Иван Петрович сидел смирно, как в парикмахерской, с замиранием сердца вслушиваясь в рокотанье хозяина; кажется, у него начиналась мигрень. В присутствии Петрыгина он просто растеривал себя, а заодно с волей и свое ученое достоинство. Шаровидный вообще чувствовал себя так, точно Петр Евграфович просунул ему руку в живот и чугунною пятернею тискает ему желудок. Арсений щурил глаза; пожалуй, так не разговаривал даже Минин, да и дядю он заставал впервые с этими словами на устах.
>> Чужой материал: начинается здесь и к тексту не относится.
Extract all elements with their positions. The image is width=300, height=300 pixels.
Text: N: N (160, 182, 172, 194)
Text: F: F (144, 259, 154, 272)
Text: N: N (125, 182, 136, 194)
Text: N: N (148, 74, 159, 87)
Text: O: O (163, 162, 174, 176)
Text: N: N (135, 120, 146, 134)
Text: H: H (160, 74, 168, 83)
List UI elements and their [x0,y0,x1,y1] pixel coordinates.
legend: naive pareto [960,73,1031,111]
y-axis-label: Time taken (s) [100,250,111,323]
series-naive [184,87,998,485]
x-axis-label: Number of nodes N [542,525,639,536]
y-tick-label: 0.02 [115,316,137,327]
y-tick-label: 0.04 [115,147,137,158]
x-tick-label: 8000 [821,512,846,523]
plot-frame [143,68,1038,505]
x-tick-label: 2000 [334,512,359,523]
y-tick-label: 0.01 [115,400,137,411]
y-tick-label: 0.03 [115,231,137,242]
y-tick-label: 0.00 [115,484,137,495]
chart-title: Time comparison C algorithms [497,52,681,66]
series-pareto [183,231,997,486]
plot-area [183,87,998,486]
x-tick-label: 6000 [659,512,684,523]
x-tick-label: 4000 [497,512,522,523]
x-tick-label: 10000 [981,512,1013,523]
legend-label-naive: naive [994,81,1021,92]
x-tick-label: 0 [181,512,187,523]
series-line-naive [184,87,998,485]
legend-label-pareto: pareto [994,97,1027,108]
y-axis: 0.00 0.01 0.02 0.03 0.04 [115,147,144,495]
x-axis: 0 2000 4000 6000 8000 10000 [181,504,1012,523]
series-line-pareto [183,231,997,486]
Разгром был полный, оставалось праздновать победу.
– Вы... вы безумный старик!
– шептал Иван Петрович, трусливо вытирая петрыгинские брызги с подбородка, и голова его тряслась; было ему так, точно на прыгающем лафете везли его куда-то в грохочущую, полную жерновов глубину.
– Но кто тот, под кого вы наряжены?.. но ваша программа?
– Ненависть!
– в ураганной тишине шепнул тот, и в эту минуту было в нем даже от самого Питта.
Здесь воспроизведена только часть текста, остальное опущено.